What's Being Done About the Hepatitis A Outbreak in San Diego?

OCTOBER 06, 2017
Thomas Castles
The Centers for Disease Control and Prevention (CDC) is partnering with local agencies on a multipronged effort to eliminate an outbreak of Hepatitis A virus infection in San Diego county, California.

Success hinges upon decreasing the population that’s susceptible to infection, according to Monique Foster, MD, MPH, of the CDC’s Division of Viral Hepatitis.

“That’s best done through vaccination,” Foster said at a press conference held at IDWeek 2017 in San Diego, CA. “We also want to mitigate risk exposure through good hand hygiene and access to clean facilities.”

Disease rates declined with the introduction of the first Hepatitis A vaccine in 1996, but outbreaks can still occur, typically in high-risk populations like travelers, men having sex with men (MSM) and people who use illicit drugs, both intravenously and otherwise. Outbreaks can be extremely difficult to track back to a single source because of the disease’s long incubation period.

“The average incubation is 28 days, but could be anywhere from 15-50 days,” Foster said. “Individuals affected today probably won’t show any symptoms for 4 weeks, making it hard for those individuals to recall everything they did during their risk exposure period.”

The outbreak was initially identified in early 2017, when county officials noticed an increase in Hepatitis A cases from the baseline.
Eric McDonald, MD, MPH
“From November 2016 to February 2017, between 7-9 cases would have been expected, yet 19 cases were reported,” said Eric McDonald, MD, MPH (pictured), Deputy Public Health Officer, San Diego County. “The risk factors in these patients were also unusual.
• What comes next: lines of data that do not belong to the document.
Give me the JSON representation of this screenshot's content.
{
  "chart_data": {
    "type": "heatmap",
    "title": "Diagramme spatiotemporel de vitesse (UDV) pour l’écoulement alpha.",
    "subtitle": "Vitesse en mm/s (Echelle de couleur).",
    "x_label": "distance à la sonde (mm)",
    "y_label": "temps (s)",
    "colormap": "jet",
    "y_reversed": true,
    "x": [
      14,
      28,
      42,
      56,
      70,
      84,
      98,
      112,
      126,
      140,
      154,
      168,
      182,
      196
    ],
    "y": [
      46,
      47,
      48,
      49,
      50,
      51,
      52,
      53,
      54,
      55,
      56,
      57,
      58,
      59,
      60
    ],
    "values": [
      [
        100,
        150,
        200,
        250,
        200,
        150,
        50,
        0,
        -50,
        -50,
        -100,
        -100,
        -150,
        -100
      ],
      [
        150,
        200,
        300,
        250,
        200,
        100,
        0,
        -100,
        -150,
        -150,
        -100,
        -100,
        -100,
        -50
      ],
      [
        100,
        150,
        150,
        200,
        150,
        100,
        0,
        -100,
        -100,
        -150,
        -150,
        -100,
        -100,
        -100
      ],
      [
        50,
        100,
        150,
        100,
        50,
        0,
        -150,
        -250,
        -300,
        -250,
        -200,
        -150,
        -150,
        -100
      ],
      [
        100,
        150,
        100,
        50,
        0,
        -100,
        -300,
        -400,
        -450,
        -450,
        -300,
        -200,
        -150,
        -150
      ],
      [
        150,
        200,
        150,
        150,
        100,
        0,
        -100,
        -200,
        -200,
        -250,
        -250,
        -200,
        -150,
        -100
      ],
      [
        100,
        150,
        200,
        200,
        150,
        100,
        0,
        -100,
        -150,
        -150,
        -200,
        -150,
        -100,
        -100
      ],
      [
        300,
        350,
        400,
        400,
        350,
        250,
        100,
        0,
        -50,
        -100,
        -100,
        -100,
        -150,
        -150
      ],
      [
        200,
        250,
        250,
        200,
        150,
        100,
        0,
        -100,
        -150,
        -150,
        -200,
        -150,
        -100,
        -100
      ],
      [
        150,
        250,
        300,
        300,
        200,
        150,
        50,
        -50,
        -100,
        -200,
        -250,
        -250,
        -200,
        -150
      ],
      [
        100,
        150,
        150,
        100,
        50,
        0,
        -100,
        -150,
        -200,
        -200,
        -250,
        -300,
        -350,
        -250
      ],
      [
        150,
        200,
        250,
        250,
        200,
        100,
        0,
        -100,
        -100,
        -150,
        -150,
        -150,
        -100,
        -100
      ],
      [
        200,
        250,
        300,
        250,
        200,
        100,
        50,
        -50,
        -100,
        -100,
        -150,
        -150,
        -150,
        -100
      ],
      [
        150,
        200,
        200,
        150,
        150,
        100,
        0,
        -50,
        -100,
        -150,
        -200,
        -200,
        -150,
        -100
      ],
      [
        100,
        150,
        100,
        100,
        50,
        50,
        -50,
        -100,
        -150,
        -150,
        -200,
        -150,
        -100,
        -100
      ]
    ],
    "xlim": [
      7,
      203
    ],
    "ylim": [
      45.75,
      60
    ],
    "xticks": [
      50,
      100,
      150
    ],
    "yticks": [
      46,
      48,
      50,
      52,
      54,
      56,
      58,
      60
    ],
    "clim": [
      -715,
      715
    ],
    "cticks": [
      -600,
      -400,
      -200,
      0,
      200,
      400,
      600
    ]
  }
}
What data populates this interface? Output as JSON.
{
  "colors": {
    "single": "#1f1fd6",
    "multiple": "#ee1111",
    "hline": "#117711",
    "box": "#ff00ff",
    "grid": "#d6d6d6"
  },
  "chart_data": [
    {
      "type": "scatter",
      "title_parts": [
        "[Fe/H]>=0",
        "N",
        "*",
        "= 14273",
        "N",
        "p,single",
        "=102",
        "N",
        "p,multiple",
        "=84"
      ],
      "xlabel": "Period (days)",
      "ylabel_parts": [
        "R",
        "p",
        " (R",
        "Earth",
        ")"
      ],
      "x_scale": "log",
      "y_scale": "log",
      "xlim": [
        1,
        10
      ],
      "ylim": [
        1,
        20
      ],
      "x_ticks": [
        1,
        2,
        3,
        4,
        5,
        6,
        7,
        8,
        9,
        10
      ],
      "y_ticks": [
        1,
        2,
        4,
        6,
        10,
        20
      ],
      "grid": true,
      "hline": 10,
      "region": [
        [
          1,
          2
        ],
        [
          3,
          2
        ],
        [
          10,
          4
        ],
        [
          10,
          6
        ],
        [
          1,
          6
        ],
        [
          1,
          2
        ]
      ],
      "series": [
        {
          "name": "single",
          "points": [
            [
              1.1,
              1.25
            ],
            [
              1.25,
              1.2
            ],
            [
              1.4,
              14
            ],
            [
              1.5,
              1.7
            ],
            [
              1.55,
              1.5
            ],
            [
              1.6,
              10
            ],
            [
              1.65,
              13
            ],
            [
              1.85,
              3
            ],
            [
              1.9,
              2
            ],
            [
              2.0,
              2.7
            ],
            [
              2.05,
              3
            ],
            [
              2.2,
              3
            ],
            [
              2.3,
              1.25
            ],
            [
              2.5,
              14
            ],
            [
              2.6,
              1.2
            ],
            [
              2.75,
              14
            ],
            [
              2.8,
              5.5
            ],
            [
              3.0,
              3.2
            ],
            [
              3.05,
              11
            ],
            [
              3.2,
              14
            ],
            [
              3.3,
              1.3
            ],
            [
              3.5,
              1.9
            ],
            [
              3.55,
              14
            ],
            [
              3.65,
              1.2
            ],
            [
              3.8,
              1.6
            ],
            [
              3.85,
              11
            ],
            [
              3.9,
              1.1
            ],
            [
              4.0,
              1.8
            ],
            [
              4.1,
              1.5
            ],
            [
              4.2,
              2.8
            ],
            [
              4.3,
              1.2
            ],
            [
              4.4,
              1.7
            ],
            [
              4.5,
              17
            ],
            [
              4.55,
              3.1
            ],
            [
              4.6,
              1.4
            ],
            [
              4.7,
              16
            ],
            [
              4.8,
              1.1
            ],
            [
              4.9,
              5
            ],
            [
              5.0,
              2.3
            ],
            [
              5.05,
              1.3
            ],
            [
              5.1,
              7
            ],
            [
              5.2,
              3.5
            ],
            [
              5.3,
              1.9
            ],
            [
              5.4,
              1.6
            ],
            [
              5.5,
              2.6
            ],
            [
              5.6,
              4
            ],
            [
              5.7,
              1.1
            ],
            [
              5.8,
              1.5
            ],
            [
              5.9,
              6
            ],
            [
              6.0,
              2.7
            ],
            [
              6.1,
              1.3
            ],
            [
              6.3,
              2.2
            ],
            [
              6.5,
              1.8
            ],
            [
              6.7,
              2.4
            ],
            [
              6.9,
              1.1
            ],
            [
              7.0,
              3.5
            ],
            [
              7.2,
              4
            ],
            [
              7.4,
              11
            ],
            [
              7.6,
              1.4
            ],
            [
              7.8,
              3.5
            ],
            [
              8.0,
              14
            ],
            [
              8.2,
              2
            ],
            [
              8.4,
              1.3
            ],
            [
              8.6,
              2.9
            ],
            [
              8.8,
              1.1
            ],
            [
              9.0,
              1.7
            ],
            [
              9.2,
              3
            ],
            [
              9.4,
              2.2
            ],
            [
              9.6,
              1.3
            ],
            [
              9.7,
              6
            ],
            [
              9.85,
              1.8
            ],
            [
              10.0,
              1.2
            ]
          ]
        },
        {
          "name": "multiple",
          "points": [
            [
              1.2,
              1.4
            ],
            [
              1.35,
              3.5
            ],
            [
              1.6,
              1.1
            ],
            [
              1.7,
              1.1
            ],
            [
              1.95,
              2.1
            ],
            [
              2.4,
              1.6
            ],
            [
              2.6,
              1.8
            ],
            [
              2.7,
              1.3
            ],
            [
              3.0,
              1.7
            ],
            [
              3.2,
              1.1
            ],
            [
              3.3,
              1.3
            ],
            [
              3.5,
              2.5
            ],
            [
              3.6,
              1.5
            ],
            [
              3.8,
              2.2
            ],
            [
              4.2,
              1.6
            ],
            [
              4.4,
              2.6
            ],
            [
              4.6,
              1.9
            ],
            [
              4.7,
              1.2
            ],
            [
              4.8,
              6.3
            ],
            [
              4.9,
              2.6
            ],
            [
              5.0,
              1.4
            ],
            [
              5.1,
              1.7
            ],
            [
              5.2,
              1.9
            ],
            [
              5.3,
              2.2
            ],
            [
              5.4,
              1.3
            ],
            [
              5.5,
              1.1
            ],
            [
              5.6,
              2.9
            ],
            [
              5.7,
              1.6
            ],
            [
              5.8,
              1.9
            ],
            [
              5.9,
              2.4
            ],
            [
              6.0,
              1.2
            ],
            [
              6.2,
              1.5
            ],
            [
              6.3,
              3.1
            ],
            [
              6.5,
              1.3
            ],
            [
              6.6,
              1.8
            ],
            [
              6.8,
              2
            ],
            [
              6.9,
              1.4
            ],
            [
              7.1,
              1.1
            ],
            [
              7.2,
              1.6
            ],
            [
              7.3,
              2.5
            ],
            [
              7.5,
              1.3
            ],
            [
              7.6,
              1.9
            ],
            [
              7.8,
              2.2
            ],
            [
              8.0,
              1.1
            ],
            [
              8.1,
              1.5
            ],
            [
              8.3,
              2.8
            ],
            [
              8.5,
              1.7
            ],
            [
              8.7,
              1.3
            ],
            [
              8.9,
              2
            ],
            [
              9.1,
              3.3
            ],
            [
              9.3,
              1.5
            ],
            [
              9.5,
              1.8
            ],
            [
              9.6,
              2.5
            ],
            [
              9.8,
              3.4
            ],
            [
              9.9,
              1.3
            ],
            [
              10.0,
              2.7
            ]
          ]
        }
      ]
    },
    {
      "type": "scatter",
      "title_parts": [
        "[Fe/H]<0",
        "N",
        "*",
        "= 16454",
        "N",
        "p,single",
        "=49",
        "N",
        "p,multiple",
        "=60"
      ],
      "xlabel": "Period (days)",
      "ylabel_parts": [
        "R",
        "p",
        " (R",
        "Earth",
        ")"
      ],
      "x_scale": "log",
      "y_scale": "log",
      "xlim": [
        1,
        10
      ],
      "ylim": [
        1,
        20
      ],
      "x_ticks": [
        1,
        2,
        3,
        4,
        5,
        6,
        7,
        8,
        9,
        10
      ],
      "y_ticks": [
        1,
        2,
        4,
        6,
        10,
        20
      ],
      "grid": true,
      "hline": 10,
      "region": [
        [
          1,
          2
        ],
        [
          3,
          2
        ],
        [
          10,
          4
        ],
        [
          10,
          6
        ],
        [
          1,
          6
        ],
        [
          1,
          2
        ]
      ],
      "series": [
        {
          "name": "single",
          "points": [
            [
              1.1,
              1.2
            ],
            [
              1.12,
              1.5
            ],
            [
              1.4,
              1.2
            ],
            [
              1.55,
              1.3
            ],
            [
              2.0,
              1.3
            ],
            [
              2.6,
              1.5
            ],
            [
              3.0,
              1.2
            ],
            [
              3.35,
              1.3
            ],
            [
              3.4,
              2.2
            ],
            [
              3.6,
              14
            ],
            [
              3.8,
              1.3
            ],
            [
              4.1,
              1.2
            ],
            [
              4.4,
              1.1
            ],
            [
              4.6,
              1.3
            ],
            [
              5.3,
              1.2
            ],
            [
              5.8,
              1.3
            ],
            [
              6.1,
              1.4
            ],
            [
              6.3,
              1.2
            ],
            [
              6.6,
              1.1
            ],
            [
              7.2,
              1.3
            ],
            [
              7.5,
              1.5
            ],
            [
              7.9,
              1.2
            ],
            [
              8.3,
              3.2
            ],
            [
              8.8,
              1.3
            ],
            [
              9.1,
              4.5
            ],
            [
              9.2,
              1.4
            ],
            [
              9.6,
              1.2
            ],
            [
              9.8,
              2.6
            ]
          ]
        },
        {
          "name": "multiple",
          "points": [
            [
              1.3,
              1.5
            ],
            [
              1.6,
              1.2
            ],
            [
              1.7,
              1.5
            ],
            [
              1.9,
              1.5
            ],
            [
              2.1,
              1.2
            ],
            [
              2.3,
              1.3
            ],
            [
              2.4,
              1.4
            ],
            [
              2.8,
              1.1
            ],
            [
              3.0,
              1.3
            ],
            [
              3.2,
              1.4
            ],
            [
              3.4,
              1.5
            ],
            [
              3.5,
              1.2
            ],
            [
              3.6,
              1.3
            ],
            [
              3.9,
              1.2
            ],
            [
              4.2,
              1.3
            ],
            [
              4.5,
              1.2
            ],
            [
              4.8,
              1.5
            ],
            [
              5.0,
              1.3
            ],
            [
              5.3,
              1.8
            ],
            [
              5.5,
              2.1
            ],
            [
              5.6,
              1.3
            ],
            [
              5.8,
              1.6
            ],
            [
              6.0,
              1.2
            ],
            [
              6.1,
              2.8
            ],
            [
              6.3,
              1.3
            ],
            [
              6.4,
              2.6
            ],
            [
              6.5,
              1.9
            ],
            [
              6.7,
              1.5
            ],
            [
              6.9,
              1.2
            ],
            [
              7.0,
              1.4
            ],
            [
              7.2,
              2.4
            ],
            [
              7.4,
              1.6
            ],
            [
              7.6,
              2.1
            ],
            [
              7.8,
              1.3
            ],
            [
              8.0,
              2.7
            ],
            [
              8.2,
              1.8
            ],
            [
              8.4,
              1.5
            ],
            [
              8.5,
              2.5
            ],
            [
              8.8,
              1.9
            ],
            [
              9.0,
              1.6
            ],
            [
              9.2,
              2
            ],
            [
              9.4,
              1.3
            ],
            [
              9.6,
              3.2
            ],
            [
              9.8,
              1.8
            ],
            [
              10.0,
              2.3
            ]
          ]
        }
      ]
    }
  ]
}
Most cases in San Diego had previously been correlated to international travel, but 13 of these 19 cases were illicit drug users and 10 if the 19 cases were homeless.”

Officials issued a health alert on March 10, 2017. Since that time, 481 confirmed Hepatitis A outbreak cases have occurred. 70% of patients required hospitalization, and 4% died from their infections. 8 infected individuals identified as MSM, which indicated that it is unlikely that sexual transmission among MSM is contributing to the local outbreak in San Diego.

33% were homeless and illicit drug users, 17% were homeless only, 12% were illicit drug users only, 26% were either, and 12% were unknown.

“It’s important to mention that in the group that were neither homeless nor illicit drug users, most could be traced back to one of those at-risk groups, because they shared restroom facilities or had a close and ongoing relationship with somebody who was homeless or an illicit drug user,” McDonald said.

No food, water or drug sources have been identified as contributing to the outbreak, he added.

The overall strategy for outbreak control has been to vaccinate those people at risk and to promote proper sanitation and hygenine, and educate for prevention. Most children in San Diego county are well-vaccinated, however, adults are probably under-immunized, according to McDonald.

“In our outbreak, 45% of the cases were illicit drug users, nearly 1 in 4 had chronic hepatitis B or C, and yet none of these people had been previously immunized, which is a major missed opportunity for prevention,” McDonald said.

McDonald and officials from San Diego county recommended vaccinating at-risk target groups, which included homeless populations, janitorial workers and food handlers.

For food handlers, “this was just a precaution to prevent any potential crossover to the general population,” McDonald said. “It’s important to say that if you’re not in a specific risk group, you’re at a very low risk in this outbreak and we are not recommending vaccination.”

Local officials ensured that clinics that care for the homeless had vaccines and were using them, and helped to conduct mass immunizations at homeless service providers. Because homeless individuals usually only present for treatment in emergency departments, EDs were stocked with vaccines, as were needle exchange programs, behavioral health clinics, and substance abuse treatment centers across the county.

Public health nurses were paried with homeless outreach workers to head out on so-called “foot teams” to visit various homeless encampments across the county.

“We brought the vaccine to them instead of waiting for them to come to the vaccines,” McDonald said.
As of September 30, 2017, more than 54,000 adult Hepatitis A vaccines have been given across San Diego County, and 5,200 hygiene kits have been issued.